The product $\prod_{i}\lambda _{i}$ of first eigenvalues of the
blocks of $A^{a}$ can be evaluated using the formula above as
$$
\prod_{k=0}^{d-1}\exp (+2\pi ir^{k}a/m)=\exp \left( +2\pi
i(a/m)\sum_{k=0}^{d-1}r^{k}\right) =\exp \left( +2\pi i\frac{a\left(
r^{d}-1\right) }{m\left( r-1\right) }\right) =1
$$
where the last equality uses $r^{p}\operatorname{mod}m=1$ or $m|r^{p}-1$. For the
second eigenvalues replace the explicit $+$ with $-$; the result is the
same. (For $r=1,$ $\sum_{k=0}^{d-1}r^{k}=d$ and the relationship may not
hold.) That is, the eigenvalues of $A^{a}B^{b}$ are the same as those of $%
B^{b}$ for the common case of a single-cycle permutation.
Another simple case is when $b\operatorname{mod}d=0$. This is the case where $W$ is
diagonal, $C_{d}=I_{d}$, and $B^{b}$ is in block diagonal form. The
permutation has only cycles of length 1 (fixed points). The blocks of $B^{b}$
are all $\left( R_{n}^{d}\right) ^{b/d}=R_{n}^{b}$ with eigenvalues $\exp
(\pm 2\pi ib/n)$ and combine with the respective block sof $A^{a}$ so the
eigenvalues of $A^{a}B^{b}$ are the respective products
$$
\exp (\pm 2\pi ir^{k}a/m)\exp (\pm 2\pi ib/n),k=0..d-1
$$
Here both first and second eigenvalues are included, with upper and lower
signs respectively.
In the general case where the permutation has multiple cycles, the
characteristic polynomial factors in a pattern related to the cycle lengths.
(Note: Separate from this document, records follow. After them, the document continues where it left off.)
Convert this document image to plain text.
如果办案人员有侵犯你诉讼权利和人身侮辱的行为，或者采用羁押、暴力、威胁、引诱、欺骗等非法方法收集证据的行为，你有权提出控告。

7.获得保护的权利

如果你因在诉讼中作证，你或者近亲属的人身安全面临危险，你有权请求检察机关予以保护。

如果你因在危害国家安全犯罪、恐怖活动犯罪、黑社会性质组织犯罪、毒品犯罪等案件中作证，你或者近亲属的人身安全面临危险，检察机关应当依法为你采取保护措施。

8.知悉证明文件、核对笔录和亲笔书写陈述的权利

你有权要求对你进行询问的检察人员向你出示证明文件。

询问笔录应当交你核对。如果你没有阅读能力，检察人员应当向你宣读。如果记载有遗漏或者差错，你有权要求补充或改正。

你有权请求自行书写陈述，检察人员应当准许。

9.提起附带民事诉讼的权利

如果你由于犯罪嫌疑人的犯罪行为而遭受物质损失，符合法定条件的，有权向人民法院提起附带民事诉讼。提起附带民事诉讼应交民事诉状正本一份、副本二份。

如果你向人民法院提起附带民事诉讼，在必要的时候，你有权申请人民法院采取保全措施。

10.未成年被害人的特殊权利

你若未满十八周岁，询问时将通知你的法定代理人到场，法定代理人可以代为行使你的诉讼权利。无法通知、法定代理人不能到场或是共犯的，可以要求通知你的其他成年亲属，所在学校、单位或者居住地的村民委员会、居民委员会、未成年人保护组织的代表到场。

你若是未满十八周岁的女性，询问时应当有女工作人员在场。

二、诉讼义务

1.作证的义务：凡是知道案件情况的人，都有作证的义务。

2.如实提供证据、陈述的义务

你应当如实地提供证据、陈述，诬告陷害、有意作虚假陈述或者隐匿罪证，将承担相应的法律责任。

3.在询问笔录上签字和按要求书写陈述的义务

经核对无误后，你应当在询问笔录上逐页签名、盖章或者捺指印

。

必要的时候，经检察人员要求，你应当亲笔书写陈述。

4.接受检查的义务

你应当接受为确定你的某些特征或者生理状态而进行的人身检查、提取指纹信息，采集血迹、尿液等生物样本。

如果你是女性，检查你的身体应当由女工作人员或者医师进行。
Then some eigenvalues have products of only a proper subset of $\lambda _{i}$
and the eigenvalues of $A^{a}B^{b}$ generally will not be the same as those
of $B^{b}$. The general form is $W=D_{A^{a}}D_{\rho ,b}C_{d}^{b}$, where $%
D_{A^{a}}=\operatorname{diag}\left( \lambda _{1},\ldots \lambda _{d}\right) $ and
$$
D_{\rho ,b}=\operatorname{diag}\left( \rho ^{\lfloor b/d\rfloor },\ldots ,[d-(d
\operatorname{mod}b)\,\mathrm{times}],\rho ^{\lfloor b/d\rfloor +1},\ldots ,[d\operatorname{
mod}b~\mathrm{times}]\right) .
$$
The eigenvalues for the product of a diagonal matrix and a permutation
matrix (a PD or monomial matrix) are discussed in Ref. 1. Working this
through for the case here leads to the following prescription. Find the
cycles in the permutation $(1,2,\ldots ,d)^{b}$. There are $s=\gcd (d,b)$
cycles each of length $l=d/s$. For each cycle of length $l$, there is a set
of $l$ first eigenvalues given by
$$
\left( \rho ^{b/s}\prod_{cycle}\lambda _{i}\right) ^{1/l}\omega
_{l}^{k},~k=0,1,\ldots ,l-1.
$$
where the $\prod_{cycle}\lambda _{i}$ means the product of $
\lambda _{i}$ with subscripts that are the $l$\ numbers in the cycle, and $
\omega _{l}=\exp (2\pi i/l)$. As before the second eigenvalues are the
complex conjugates of these.
- P.J. Davis, Circulant Matrices, Wiley, 1979, Sec 5.3, p. 166.